À chaque étape, donc pour chaque besoin identifié, notre mémoire présentera les résultats en deux temps : en fin de compte, notre démarche a consisté à comparer nos deux pratiques pour remonter peu à peu à leurs besoins partagés. Tout d’abord, nous exposerons les besoins que nous avons retenus, sur la base de nos conversations, et expliciterons les raisons de l’émergence de ceux-ci. Nous tenterons également de les définir afin de justifier nos choix. Nous expliciterons autant que possible les régularités et/ou variations de points de vue. En effet, même si nous souhaitons créer un cadre commun de besoins, nous nous rendons compte que certaines divergences de positions personnelles peuvent exister. Il sera utile de les souligner.

Ensuite, toujours en prenant appui sur les échanges que nous avons enregistrés, nous mettrons en exergue nos différentes pratiques permettant de satisfaire nos besoins. Celles-ci se déclinent sur trois plans. En premier lieu, elles peuvent être liées à notre posture ou notre attitude vis-à-vis de nos élèves. Ces pratiques dépendent de notre histoire, de nos attentes et nos conceptions professionnelles, de notre rapport au métier d’enseignant, des expériences que nous valorisons ou non. En deuxième lieu, elles peuvent se caractériser par des activités spécifiques que nous proposons à nos classes. Nous définissons une activité comme un travail ponctuel, apparaissant une à quelques fois durant l’année scolaire et ne faisant pas objet d’un suivi continu. En troisième lieu, nos pratiques peuvent relever de dispositifs permanents que nous mettons en place pour nos élèves. Contrairement aux activités, ceux-ci sont conduits sur le long terme et sont inhérents au fonctionnement de nos classes, comme pourraient l’être des routines. Autrement dit, il

s’agit de systèmes appartenant aux habitudes de la classe.

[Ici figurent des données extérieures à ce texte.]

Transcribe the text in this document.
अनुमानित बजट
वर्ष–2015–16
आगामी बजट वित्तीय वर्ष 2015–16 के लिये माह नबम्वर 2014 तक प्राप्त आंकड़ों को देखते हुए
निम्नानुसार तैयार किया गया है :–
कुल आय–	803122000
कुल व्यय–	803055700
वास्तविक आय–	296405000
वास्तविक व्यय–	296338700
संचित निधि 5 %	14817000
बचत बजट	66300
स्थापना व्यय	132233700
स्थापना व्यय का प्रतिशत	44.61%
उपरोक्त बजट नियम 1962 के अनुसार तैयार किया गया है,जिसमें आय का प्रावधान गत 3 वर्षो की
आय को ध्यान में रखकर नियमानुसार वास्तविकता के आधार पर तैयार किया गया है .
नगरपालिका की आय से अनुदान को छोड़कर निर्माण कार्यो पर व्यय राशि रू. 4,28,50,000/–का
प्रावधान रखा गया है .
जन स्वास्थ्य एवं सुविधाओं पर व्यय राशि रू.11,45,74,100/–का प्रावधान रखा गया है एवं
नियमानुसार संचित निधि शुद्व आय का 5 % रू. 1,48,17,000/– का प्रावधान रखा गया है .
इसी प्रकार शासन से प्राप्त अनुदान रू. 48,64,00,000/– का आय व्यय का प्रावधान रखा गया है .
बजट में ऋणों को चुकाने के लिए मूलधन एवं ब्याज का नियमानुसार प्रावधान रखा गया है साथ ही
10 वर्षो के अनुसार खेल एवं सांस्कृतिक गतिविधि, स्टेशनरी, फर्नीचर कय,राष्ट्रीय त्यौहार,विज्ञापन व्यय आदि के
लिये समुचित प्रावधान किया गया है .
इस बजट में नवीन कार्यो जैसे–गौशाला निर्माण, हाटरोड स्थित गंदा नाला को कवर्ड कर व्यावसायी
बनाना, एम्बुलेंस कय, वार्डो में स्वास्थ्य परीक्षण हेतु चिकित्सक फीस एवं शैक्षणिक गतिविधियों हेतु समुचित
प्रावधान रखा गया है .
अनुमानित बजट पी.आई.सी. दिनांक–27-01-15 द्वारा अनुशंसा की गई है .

À partir de ces diverses pratiques, nous tenterons d’analyser en quoi elles répondent à nos besoins et favorisent le climat de nos classes.

Afin de clarifier l’organisation de nos résultats, nous distinguerons deux sortes de besoins : d’abord ceux que nous éprouvons sur un mode passif, comme des sentiments voire des sensations d’analyse externe, mais favorables à notre travail d’enseignantes (respect, confiance, implication, calme, équité) ; ensuite ceux que nous éprouvons sur un mode actif, comme des composantes intérieures du travail, mais nécessaires à son auto-développement (renouveler les activités, expliciter les règles, valoriser les élèves, organiser espace et temps, exprimer ses émotions). Pour marquer cette double conditionnalité, nous allons scinder l’analyse et ses résultats en deux chapitres successifs.